RUND: Zu jedem großen Fußballturnier gehört inzwischen auch ein Song. Nelly Furtado sang bei der EM in Portugal, Herbert Grönemeyer für die WM in Deutschland. Nennen Sie Ihren Lieblingsfußballsong!

RJ: Da gibt es tatsächlich keinen.
Tt: Also, ich fand Anastacias „Boom“ immer großartig! Den Song zur WM in Japan und Südkorea. Der war toll!
RUND: Ernsthaft?
Tt: Nein.
SJ: Es gibt kaum gute Fußballsongs.
RJ: Bis jetzt! Unserer wird der erste großartige Fußballsong!
SJ: Ja, wir haben gerade einen Fußballsong geschrieben, den wir demnächst aufnehmen werden. Er klingt ein bisschen brasilianisch, und wir singen die ganze Zeit nur die Namen von alten Fußballstars.
RUND: Die Namen all der Fußballstars, die Sie in Finnland hatten?
(Stille)
RUND: Was halten Sie von Musikern, die sich selbst zu ernst nehmen?
(Stille)
RUND: Sie scheinen ja Menschen zu sein, die auch über sich lachen können.
ALLE Nein!
VV: Wir hassen Interviews, unseren Job und Fußballmagazine.
Tt: Und Musik. Wir wurden vom finnischen Arbeitsamt engagiert.
Noch mal zurück zu Finnlands Nationalmannschaft …
Tt: Sie werden sich wundern, wir Finnen essen momentan auf Staatsanordnung viel Pudding. Bald sind wir schneller als alle anderen!
RJ: Deutschland spielt doch auch scheiße!

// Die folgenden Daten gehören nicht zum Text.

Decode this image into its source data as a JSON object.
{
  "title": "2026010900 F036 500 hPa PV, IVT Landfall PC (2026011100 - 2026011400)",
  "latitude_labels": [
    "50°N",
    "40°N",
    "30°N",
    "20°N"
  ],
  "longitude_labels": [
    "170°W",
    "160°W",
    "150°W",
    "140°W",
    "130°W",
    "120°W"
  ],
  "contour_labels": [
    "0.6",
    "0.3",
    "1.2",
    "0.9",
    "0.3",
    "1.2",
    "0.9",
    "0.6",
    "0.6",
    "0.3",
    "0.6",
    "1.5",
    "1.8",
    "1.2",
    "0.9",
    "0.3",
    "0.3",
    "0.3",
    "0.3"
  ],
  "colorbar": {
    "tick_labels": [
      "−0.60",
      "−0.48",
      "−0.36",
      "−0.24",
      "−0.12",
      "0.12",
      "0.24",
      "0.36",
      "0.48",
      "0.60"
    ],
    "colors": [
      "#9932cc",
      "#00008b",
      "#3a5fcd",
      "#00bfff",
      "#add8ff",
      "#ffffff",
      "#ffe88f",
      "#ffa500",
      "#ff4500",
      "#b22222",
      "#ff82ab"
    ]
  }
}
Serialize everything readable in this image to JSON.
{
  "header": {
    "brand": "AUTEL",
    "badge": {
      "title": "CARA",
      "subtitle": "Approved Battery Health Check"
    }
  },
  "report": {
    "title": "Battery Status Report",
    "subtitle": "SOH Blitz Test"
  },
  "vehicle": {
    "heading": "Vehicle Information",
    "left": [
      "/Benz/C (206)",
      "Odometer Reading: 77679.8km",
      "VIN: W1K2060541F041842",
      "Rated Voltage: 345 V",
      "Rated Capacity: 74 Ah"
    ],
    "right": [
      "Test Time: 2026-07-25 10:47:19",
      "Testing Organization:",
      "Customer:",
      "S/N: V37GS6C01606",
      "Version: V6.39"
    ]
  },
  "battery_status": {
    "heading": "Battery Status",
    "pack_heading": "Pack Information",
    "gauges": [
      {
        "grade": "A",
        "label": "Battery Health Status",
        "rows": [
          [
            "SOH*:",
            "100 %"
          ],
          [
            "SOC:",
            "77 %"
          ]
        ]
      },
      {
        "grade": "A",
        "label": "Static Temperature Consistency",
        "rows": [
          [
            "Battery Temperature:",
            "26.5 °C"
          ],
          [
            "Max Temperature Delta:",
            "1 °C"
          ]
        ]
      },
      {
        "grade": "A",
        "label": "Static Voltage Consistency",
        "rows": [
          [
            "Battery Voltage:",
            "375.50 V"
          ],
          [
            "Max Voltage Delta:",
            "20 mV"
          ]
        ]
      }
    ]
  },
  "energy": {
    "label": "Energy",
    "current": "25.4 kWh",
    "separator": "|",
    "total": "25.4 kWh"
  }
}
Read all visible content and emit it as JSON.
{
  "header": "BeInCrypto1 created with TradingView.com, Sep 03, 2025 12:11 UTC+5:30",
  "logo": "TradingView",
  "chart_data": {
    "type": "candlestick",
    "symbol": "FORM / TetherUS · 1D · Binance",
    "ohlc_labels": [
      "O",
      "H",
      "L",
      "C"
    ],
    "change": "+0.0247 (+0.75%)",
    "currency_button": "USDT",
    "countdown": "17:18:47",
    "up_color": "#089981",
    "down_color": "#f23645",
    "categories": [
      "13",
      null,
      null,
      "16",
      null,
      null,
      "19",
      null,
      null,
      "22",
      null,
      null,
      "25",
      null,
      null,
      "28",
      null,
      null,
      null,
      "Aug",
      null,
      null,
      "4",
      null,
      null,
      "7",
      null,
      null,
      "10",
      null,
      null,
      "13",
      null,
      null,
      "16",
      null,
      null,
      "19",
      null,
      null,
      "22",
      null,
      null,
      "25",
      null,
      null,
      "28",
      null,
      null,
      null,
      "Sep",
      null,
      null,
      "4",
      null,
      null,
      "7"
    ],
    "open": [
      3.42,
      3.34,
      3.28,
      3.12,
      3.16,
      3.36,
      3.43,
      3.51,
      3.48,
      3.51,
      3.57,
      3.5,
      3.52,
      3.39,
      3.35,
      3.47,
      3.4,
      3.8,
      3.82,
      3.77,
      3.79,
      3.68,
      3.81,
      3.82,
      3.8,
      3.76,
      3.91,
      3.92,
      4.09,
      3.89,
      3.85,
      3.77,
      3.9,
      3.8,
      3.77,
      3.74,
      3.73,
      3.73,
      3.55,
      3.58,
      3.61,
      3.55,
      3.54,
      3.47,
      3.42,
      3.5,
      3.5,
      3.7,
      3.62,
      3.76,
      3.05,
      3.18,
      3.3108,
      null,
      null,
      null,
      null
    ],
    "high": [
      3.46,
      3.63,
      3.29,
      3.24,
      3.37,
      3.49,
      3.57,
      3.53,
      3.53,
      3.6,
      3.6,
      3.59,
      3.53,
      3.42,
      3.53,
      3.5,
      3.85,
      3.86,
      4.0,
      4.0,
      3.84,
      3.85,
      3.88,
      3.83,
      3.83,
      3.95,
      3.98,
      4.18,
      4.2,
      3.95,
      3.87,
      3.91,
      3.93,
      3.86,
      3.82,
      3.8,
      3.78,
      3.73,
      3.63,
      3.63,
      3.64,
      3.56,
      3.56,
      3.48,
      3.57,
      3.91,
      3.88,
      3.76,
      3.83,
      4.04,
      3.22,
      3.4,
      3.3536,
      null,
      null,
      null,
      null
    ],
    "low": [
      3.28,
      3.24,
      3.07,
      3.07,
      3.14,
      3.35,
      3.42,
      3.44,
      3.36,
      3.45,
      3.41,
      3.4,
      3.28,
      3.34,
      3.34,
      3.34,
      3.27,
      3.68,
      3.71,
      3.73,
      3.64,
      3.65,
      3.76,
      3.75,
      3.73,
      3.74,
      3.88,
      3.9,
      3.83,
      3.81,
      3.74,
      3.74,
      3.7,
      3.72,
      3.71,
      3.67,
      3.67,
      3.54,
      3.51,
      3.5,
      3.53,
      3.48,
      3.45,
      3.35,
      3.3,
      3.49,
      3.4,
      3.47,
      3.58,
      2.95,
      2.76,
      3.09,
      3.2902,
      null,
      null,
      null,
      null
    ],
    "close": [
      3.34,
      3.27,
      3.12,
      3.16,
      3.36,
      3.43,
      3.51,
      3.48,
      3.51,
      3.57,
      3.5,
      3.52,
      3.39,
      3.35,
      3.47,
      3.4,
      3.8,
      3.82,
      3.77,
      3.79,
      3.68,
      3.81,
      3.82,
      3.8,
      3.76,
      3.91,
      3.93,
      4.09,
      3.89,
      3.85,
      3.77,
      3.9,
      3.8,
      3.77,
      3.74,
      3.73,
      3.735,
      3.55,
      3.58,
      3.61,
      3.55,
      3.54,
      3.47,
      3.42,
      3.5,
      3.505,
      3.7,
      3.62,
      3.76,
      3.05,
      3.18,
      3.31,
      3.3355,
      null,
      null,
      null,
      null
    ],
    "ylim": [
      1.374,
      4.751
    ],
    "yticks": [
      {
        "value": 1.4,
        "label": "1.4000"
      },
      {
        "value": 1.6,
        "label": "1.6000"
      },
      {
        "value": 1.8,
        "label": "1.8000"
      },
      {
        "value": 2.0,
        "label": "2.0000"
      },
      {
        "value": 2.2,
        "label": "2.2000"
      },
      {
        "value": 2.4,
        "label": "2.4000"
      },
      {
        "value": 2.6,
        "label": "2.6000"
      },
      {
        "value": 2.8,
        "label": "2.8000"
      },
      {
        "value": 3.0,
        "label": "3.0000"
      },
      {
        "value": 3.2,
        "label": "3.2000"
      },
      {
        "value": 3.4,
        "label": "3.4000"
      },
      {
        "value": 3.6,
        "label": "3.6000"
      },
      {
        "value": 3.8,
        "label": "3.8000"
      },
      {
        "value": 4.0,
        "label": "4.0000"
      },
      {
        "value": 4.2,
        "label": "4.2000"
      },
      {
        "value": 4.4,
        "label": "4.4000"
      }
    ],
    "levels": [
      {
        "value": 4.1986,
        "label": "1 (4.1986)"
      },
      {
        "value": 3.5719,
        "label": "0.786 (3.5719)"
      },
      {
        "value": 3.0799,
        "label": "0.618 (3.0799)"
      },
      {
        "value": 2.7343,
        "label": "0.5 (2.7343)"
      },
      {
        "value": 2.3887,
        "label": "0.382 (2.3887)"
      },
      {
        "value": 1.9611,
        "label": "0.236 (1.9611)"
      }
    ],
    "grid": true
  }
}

Ihr hattet Heimvorteil bei der WM und wurdet trotzdem nur Dritter!
SJ: Und euer Formel-1-Held ist doch auch schon abgetreten! Wir haben Kimi Räikkönen! Der fährt! Bis zum bitteren Ende.

RUND: Ganz mutige Zeitgenossen vergleichen Rock’n’Roll und Heavy Metal mit dem Fußball: treu, irgendwie immer noch bodenständig, immer da. Was sagen Sie als Berufsrocker und Amateur- beziehungsweise Passivsportler dazu?
RJ: Dagegen kann ich nichts sagen. Ist das Interview jetzt vorbei?
Tt: Ich stimme dem nicht zu! Fußball ist eine grundsätzlich traditionelle Angelegenheit. Diese Klubs, die wir lieben, sind zum Teil über 100 Jahre alt. Bands und Künstler hingegen kommen und gehen im Musikgeschäft immer schneller. Mal abgesehen von uns.
RJ: Stimmt. Das Musikbusiness ist viel schnelllebiger. Egal, was man macht, welche Platten man aufnimmt, wie lange man auf Tour geht, ob man Erfolg hat oder nicht: Der Verein, den man liebt, ist immer da, wenn man zurückkommt.

The Leningrad Cowboys
Der Durchbruch einer der größten Musikexporte Finnlands war ein Film. „Leningrad Cowboys Go America“ ist ein Roadmovie mit den Leningrad Cowboys in der Hauptrolle. 1989 ebnete er den Weg für die bis heute andauernde Karriere einer Band, deren Markenzeichen riesige, nach vorn gestylte Haarprachten sowie lange, spitz zulaufende Schuhe sind. Musikalisch pflegt die auf der Bühne meist zehnköpfige Gruppe einen Stil aus Polka, Punk und Rock. Zu den Karrierehöhepunkten der Leningrad Cowboys gehörte ein Auftritt beim dänischen Roskilde-Festival 1997, den die Finnen zusammen mit einem rund 80-köpfigen Chor der Roten Armee spielten. Momentan arbeitet die selbst ernannte „schlechteste Rockband der Welt“ an einem neuen Album sowie den Vorbereitungen zu einem Filmdreh in Kubas Hauptstadt Havanna.